Setelah menikah, Lianto yang biasa dipanggil Anto, pindah ke rumah mertuanya. Tapi sehari-hari, pria itu masih sering terlihat di sekitar rumah kos, karena bekerja di sebuah apotek 24 jam yang letaknya di seberang jalan.
Pembantu rumah kos pun masih sering melihatnya beberapa kali muncul dalam sebulan terakhir. “Habis orangnya genit, suka ngegodain gitu,” tutur Ningsih, yang mengaku sering kesal dengan ulah pria yang disebutnya kurang ajar itu.

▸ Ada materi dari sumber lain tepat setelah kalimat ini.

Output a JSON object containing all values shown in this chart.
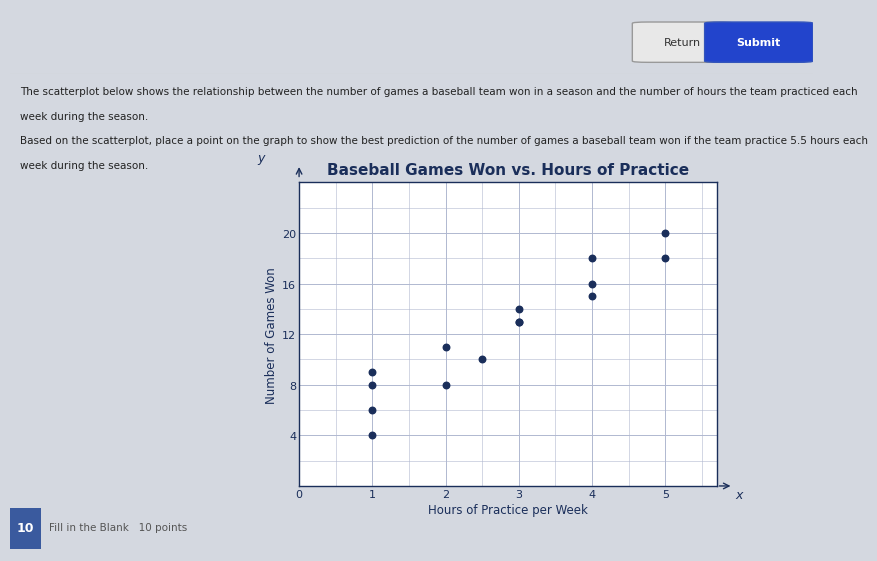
{
  "title": "Baseball Games Won vs. Hours of Practice",
  "xlabel": "Hours of Practice per Week",
  "ylabel": "Number of Games Won",
  "scatter_x": [
    1,
    1,
    1,
    1,
    2,
    2,
    2.5,
    3,
    3,
    3,
    4,
    4,
    4,
    5,
    5
  ],
  "scatter_y": [
    9,
    6,
    4,
    8,
    11,
    8,
    10,
    14,
    13,
    13,
    18,
    16,
    15,
    20,
    18
  ],
  "dot_color": "#1a2e5a",
  "dot_size": 22,
  "xlim": [
    0,
    5.7
  ],
  "ylim": [
    0,
    24
  ],
  "xticks": [
    0,
    1,
    2,
    3,
    4,
    5
  ],
  "yticks": [
    4,
    8,
    12,
    16,
    20
  ],
  "grid_color": "#b0b8d0",
  "plot_bg": "#ffffff",
  "fig_bg": "#d4d8e0",
  "title_fontsize": 11,
  "label_fontsize": 8.5,
  "tick_fontsize": 8,
  "text_color": "#1a2e5a",
  "button_return": "Return",
  "button_submit": "Submit",
  "q1_line1": "The scatterplot below shows the relationship between the number of games a baseball team won in a season and the number of hours the team practiced each",
  "q1_line2": "week during the season.",
  "q2_line1": "Based on the scatterplot, place a point on the graph to show the best prediction of the number of games a baseball team won if the team practice 5.5 hours each",
  "q2_line2": "week during the season.",
  "bottom_num": "10",
  "bottom_label": "Fill in the Blank   10 points",
  "bottom_num_bg": "#3a5a9e",
  "bottom_bar_bg": "#e8eaf0"
}
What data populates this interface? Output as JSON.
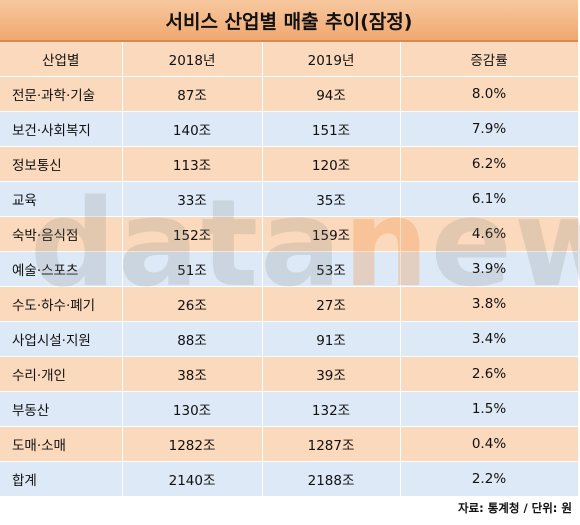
{
  "title": "서비스 산업별 매출 추이(잠정)",
  "headers": [
    "산업별",
    "2018년",
    "2019년",
    "증감률"
  ],
  "rows": [
    {
      "name": "전문·과학·기술",
      "y2018": "87조",
      "y2019": "94조",
      "rate": "8.0%"
    },
    {
      "name": "보건·사회복지",
      "y2018": "140조",
      "y2019": "151조",
      "rate": "7.9%"
    },
    {
      "name": "정보통신",
      "y2018": "113조",
      "y2019": "120조",
      "rate": "6.2%"
    },
    {
      "name": "교육",
      "y2018": "33조",
      "y2019": "35조",
      "rate": "6.1%"
    },
    {
      "name": "숙박·음식점",
      "y2018": "152조",
      "y2019": "159조",
      "rate": "4.6%"
    },
    {
      "name": "예술·스포츠",
      "y2018": "51조",
      "y2019": "53조",
      "rate": "3.9%"
    },
    {
      "name": "수도·하수·폐기",
      "y2018": "26조",
      "y2019": "27조",
      "rate": "3.8%"
    },
    {
      "name": "사업시설·지원",
      "y2018": "88조",
      "y2019": "91조",
      "rate": "3.4%"
    },
    {
      "name": "수리·개인",
      "y2018": "38조",
      "y2019": "39조",
      "rate": "2.6%"
    },
    {
      "name": "부동산",
      "y2018": "130조",
      "y2019": "132조",
      "rate": "1.5%"
    },
    {
      "name": "도매·소매",
      "y2018": "1282조",
      "y2019": "1287조",
      "rate": "0.4%"
    },
    {
      "name": "합계",
      "y2018": "2140조",
      "y2019": "2188조",
      "rate": "2.2%"
    }
  ],
  "watermark": {
    "part1": "data",
    "part2": "n",
    "part3": "ews"
  },
  "source": "자료: 통계청 / 단위: 원"
}
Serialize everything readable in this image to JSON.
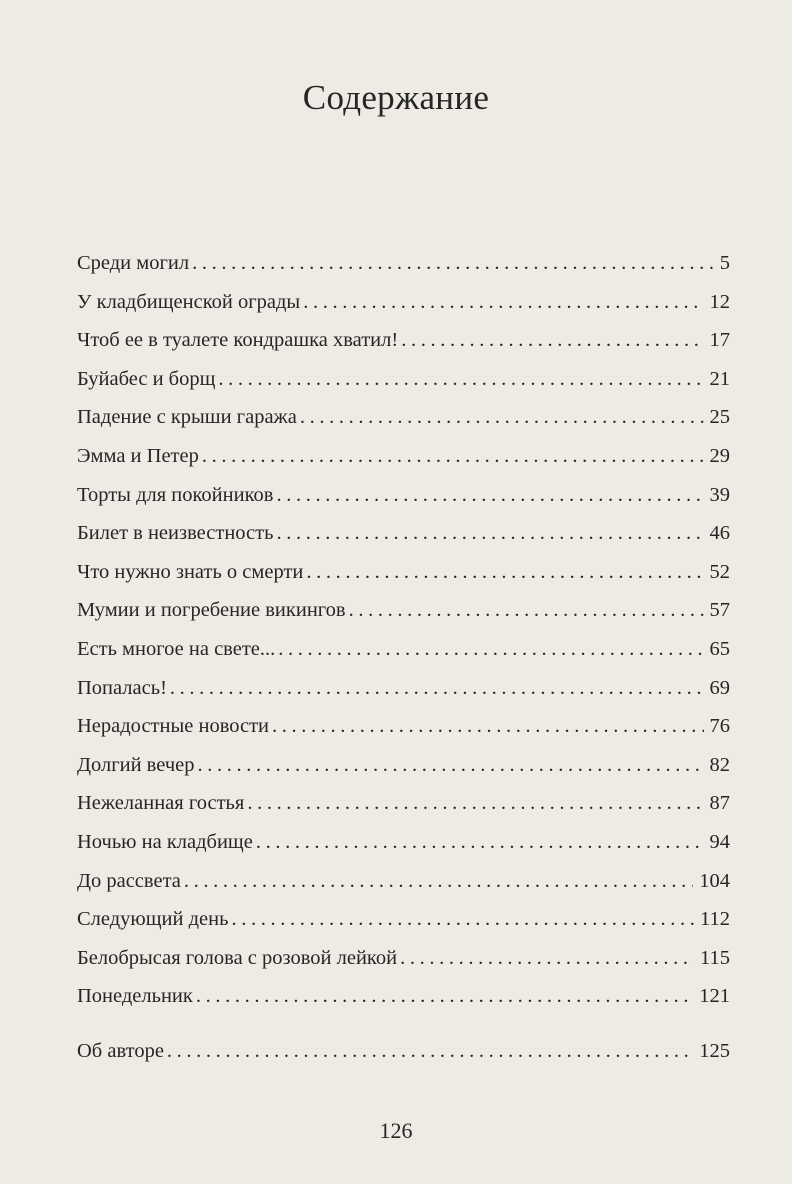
{
  "title": "Содержание",
  "entries": [
    {
      "label": "Среди могил",
      "page": "5"
    },
    {
      "label": "У кладбищенской ограды",
      "page": "12"
    },
    {
      "label": "Чтоб ее в туалете кондрашка хватил!",
      "page": "17"
    },
    {
      "label": "Буйабес и борщ",
      "page": "21"
    },
    {
      "label": "Падение с крыши гаража",
      "page": "25"
    },
    {
      "label": "Эмма и Петер",
      "page": "29"
    },
    {
      "label": "Торты для покойников",
      "page": "39"
    },
    {
      "label": "Билет в неизвестность",
      "page": "46"
    },
    {
      "label": "Что нужно знать о смерти",
      "page": "52"
    },
    {
      "label": "Мумии и погребение викингов",
      "page": "57"
    },
    {
      "label": "Есть многое на свете...",
      "page": "65"
    },
    {
      "label": "Попалась!",
      "page": "69"
    },
    {
      "label": "Нерадостные новости",
      "page": "76"
    },
    {
      "label": "Долгий вечер",
      "page": "82"
    },
    {
      "label": "Нежеланная гостья",
      "page": "87"
    },
    {
      "label": "Ночью на кладбище",
      "page": "94"
    },
    {
      "label": "До рассвета",
      "page": "104"
    },
    {
      "label": "Следующий день",
      "page": "112"
    },
    {
      "label": "Белобрысая голова с розовой лейкой",
      "page": "115"
    },
    {
      "label": "Понедельник",
      "page": "121"
    }
  ],
  "appendix": {
    "label": "Об авторе",
    "page": "125"
  },
  "page_number": "126"
}
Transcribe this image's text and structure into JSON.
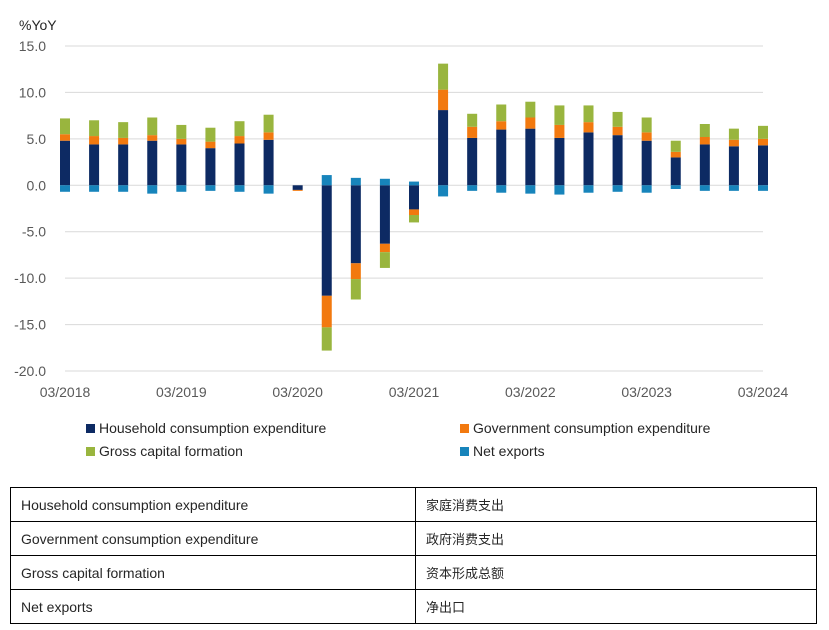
{
  "chart_data": {
    "type": "bar",
    "stacked": true,
    "ylabel": "%YoY",
    "ylim": [
      -20,
      15
    ],
    "yticks": [
      -20,
      -15,
      -10,
      -5,
      0,
      5,
      10,
      15
    ],
    "ytick_labels": [
      "-20.0",
      "-15.0",
      "-10.0",
      "-5.0",
      "0.0",
      "5.0",
      "10.0",
      "15.0"
    ],
    "grid": "horizontal",
    "legend_position": "bottom",
    "categories": [
      "03/2018",
      "06/2018",
      "09/2018",
      "12/2018",
      "03/2019",
      "06/2019",
      "09/2019",
      "12/2019",
      "03/2020",
      "06/2020",
      "09/2020",
      "12/2020",
      "03/2021",
      "06/2021",
      "09/2021",
      "12/2021",
      "03/2022",
      "06/2022",
      "09/2022",
      "12/2022",
      "03/2023",
      "06/2023",
      "09/2023",
      "12/2023",
      "03/2024"
    ],
    "x_tick_labels": [
      {
        "index": 0,
        "label": "03/2018"
      },
      {
        "index": 4,
        "label": "03/2019"
      },
      {
        "index": 8,
        "label": "03/2020"
      },
      {
        "index": 12,
        "label": "03/2021"
      },
      {
        "index": 16,
        "label": "03/2022"
      },
      {
        "index": 20,
        "label": "03/2023"
      },
      {
        "index": 24,
        "label": "03/2024"
      }
    ],
    "series": [
      {
        "name": "Household consumption expenditure",
        "color": "#0d2a63",
        "values": [
          4.8,
          4.4,
          4.4,
          4.8,
          4.4,
          4.0,
          4.5,
          4.9,
          -0.5,
          -11.9,
          -8.4,
          -6.3,
          -2.6,
          8.1,
          5.1,
          6.0,
          6.1,
          5.1,
          5.7,
          5.4,
          4.8,
          3.0,
          4.4,
          4.2,
          4.3
        ]
      },
      {
        "name": "Government consumption expenditure",
        "color": "#f2790f",
        "values": [
          0.7,
          0.9,
          0.7,
          0.6,
          0.6,
          0.7,
          0.8,
          0.8,
          -0.1,
          -3.4,
          -1.7,
          -0.9,
          -0.6,
          2.2,
          1.2,
          0.9,
          1.2,
          1.4,
          1.1,
          0.9,
          0.9,
          0.6,
          0.8,
          0.7,
          0.7
        ]
      },
      {
        "name": "Gross capital formation",
        "color": "#99b53e",
        "values": [
          1.7,
          1.7,
          1.7,
          1.9,
          1.5,
          1.5,
          1.6,
          1.9,
          0,
          -2.5,
          -2.2,
          -1.7,
          -0.8,
          2.8,
          1.4,
          1.8,
          1.7,
          2.1,
          1.8,
          1.6,
          1.6,
          1.2,
          1.4,
          1.2,
          1.4
        ]
      },
      {
        "name": "Net exports",
        "color": "#1784bb",
        "values": [
          -0.7,
          -0.7,
          -0.7,
          -0.9,
          -0.7,
          -0.6,
          -0.7,
          -0.9,
          0,
          1.1,
          0.8,
          0.7,
          0.4,
          -1.2,
          -0.6,
          -0.8,
          -0.9,
          -1.0,
          -0.8,
          -0.7,
          -0.8,
          -0.4,
          -0.6,
          -0.6,
          -0.6
        ]
      }
    ]
  },
  "translation_table": [
    {
      "en": "Household consumption expenditure",
      "zh": "家庭消费支出"
    },
    {
      "en": "Government consumption expenditure",
      "zh": "政府消费支出"
    },
    {
      "en": "Gross capital formation",
      "zh": "资本形成总额"
    },
    {
      "en": "Net exports",
      "zh": "净出口"
    }
  ]
}
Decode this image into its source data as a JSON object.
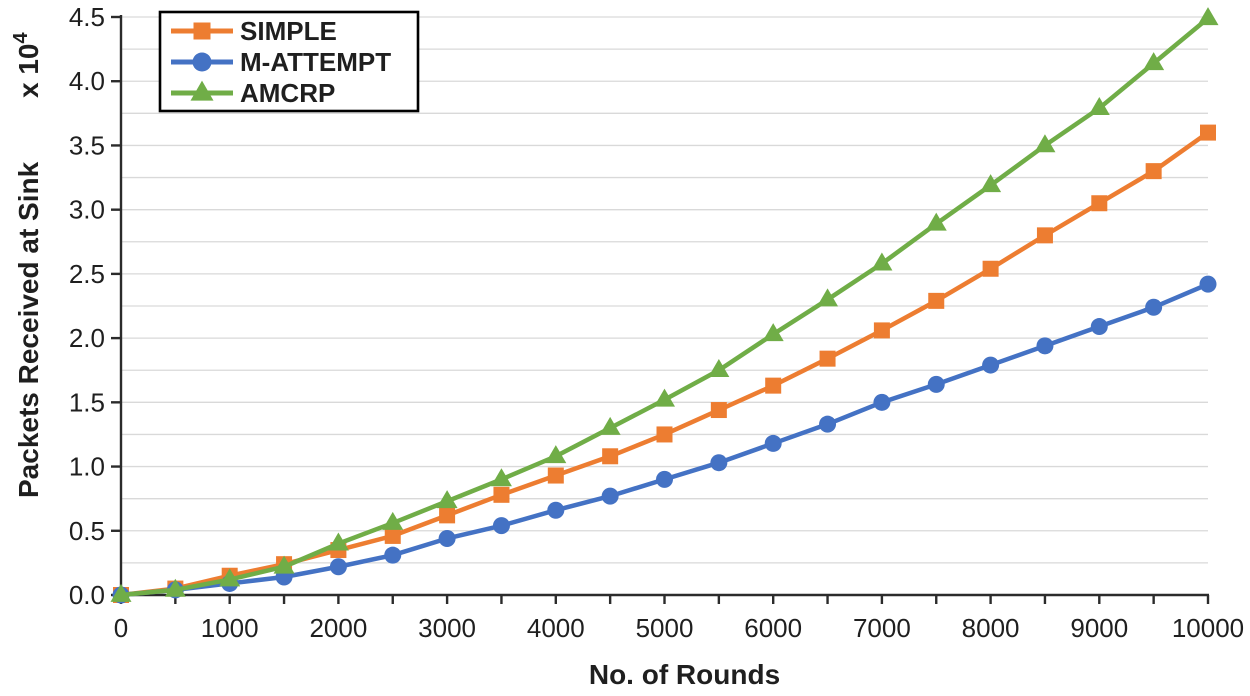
{
  "chart_data": {
    "type": "line",
    "title": "",
    "xlabel": "No. of Rounds",
    "ylabel": "Packets Received at Sink",
    "ylabel_multiplier": {
      "text": "x 10",
      "superscript": "4"
    },
    "xlim": [
      0,
      10000
    ],
    "ylim": [
      0,
      4.5
    ],
    "grid": "horizontal-only",
    "y_gridline_step": 0.25,
    "x_minor_tick_step": 500,
    "x_major_tick_step": 1000,
    "y_major_tick_step": 0.5,
    "legend_position": "top-left",
    "x": [
      0,
      500,
      1000,
      1500,
      2000,
      2500,
      3000,
      3500,
      4000,
      4500,
      5000,
      5500,
      6000,
      6500,
      7000,
      7500,
      8000,
      8500,
      9000,
      9500,
      10000
    ],
    "x_tick_labels": [
      "0",
      "1000",
      "2000",
      "3000",
      "4000",
      "5000",
      "6000",
      "7000",
      "8000",
      "9000",
      "10000"
    ],
    "y_tick_labels": [
      "0.0",
      "0.5",
      "1.0",
      "1.5",
      "2.0",
      "2.5",
      "3.0",
      "3.5",
      "4.0",
      "4.5"
    ],
    "series": [
      {
        "name": "SIMPLE",
        "color": "#ED7D31",
        "marker": "square",
        "values": [
          0.0,
          0.05,
          0.15,
          0.24,
          0.35,
          0.46,
          0.62,
          0.78,
          0.93,
          1.08,
          1.25,
          1.44,
          1.63,
          1.84,
          2.06,
          2.29,
          2.54,
          2.8,
          3.05,
          3.3,
          3.6
        ]
      },
      {
        "name": "M-ATTEMPT",
        "color": "#4472C4",
        "marker": "circle",
        "values": [
          0.0,
          0.04,
          0.09,
          0.14,
          0.22,
          0.31,
          0.44,
          0.54,
          0.66,
          0.77,
          0.9,
          1.03,
          1.18,
          1.33,
          1.5,
          1.64,
          1.79,
          1.94,
          2.09,
          2.24,
          2.42
        ]
      },
      {
        "name": "AMCRP",
        "color": "#70AD47",
        "marker": "triangle",
        "values": [
          0.0,
          0.04,
          0.12,
          0.22,
          0.4,
          0.56,
          0.73,
          0.9,
          1.08,
          1.3,
          1.52,
          1.75,
          2.03,
          2.3,
          2.58,
          2.89,
          3.19,
          3.5,
          3.79,
          4.14,
          4.49
        ]
      }
    ],
    "colors": {
      "gridline": "#D9D9D9",
      "axis": "#2B2B2B",
      "text": "#1F1F1F",
      "background": "#FFFFFF",
      "legend_border": "#000000"
    }
  }
}
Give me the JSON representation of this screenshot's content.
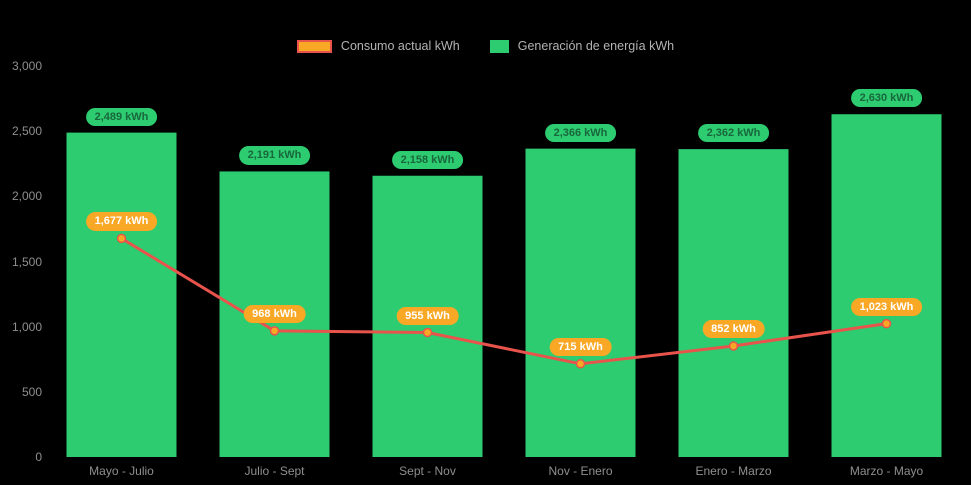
{
  "chart_data": {
    "type": "bar",
    "subtype": "bar-line-combo",
    "title": "",
    "categories": [
      "Mayo - Julio",
      "Julio - Sept",
      "Sept - Nov",
      "Nov - Enero",
      "Enero - Marzo",
      "Marzo - Mayo"
    ],
    "series": [
      {
        "id": "consumo",
        "name": "Consumo actual kWh",
        "type": "line",
        "values": [
          1677,
          968,
          955,
          715,
          852,
          1023
        ],
        "labels": [
          "1,677 kWh",
          "968 kWh",
          "955 kWh",
          "715 kWh",
          "852 kWh",
          "1,023 kWh"
        ]
      },
      {
        "id": "generacion",
        "name": "Generación de energía kWh",
        "type": "bar",
        "values": [
          2489,
          2191,
          2158,
          2366,
          2362,
          2630
        ],
        "labels": [
          "2,489 kWh",
          "2,191 kWh",
          "2,158 kWh",
          "2,366 kWh",
          "2,362 kWh",
          "2,630 kWh"
        ]
      }
    ],
    "y_ticks": [
      "3,000",
      "2,500",
      "2,000",
      "1,500",
      "1,000",
      "500",
      "0"
    ],
    "ylim": [
      0,
      3000
    ],
    "xlabel": "",
    "ylabel": "",
    "grid": false,
    "legend_position": "top-center",
    "colors": {
      "background": "#000000",
      "bar": "#2dcc70",
      "bar_label_bg": "#2dcc70",
      "bar_label_text": "#19673c",
      "line": "#e8544c",
      "marker": "#f9a825",
      "line_label_bg": "#f9a825",
      "line_label_text": "#ffffff",
      "axis_text": "#8f8f8f",
      "legend_text": "#b3b3b3"
    }
  }
}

Polisi segera menjemput Anto di tempat kerjanya. Tapi, pemeriksaaan ternyata berjalan alot. Edi dan Valen kesulitan menemukan hubungan langsung antara Anto dan Voni. Anto bersikukuh menyatakan tidak mengenal korban. “Melihat, mungkin pernah. Tapi enggak kenal,” aku pria yang selalu membuka dua kancing atas kemejanya itu.
Saat ditunjukkan kertas suvenir perkawinannya yang ditemukan di kamar korban, ia bergeming. “Siapa tahu dia dapat dari sampah, lalu diambil jadi pembatas buku. Bisa saja ‘kan?” katanya dengan sikap agak menyebalkan.
Terlepas dari pengakuannya, Edi dan Valen mencurigai alibi Anto pada malam pembunuhan. Saat itu ia bertugas malam dan bekerja di ruang dalam apotek. Ada dua pekerja lain, seorang kasir dan seorang penjaga malam di ruangan depan, tapi keduanya tidak bisa terus-menerus memantau Anto. Apalagi saat itu hujan lebat, suasana sepi, dan tak ada pembeli yang datang.
Setelah hampir enam jam pemeriksaan berlangsung, Anto dibebaskan. Apalagi hampir bersamaan itu pula, masuk laporan dari bagian lalu lintas yang telah menemukan sepeda motor Honda Astrea mirip seperti yang dicari unit Reserse Kriminal. Karena ngebut, motor berplat nomor AD itu menabrak penjual jamu gendong hingga terluka parah.
Bagus, 23 tahun, pengendara motor yang kemudian ditahan, dihadapkan ke Edi dan Valen. Pemuda bertampang urakan ini mengaku salah dalam berlalu lintas, tapi ia tidak tahu-menahu soal Voni. Apalagi setelah dikatakan gadis itu sempat terlihat membonceng motornya sebelum meninggal, ia menjadi ketakutan. Kesaksian Rojak, pedagang makanan di dekat rumah kos, juga membenarkan bahwa sepeda motor Baguslah yang dulu dimaksudkannya.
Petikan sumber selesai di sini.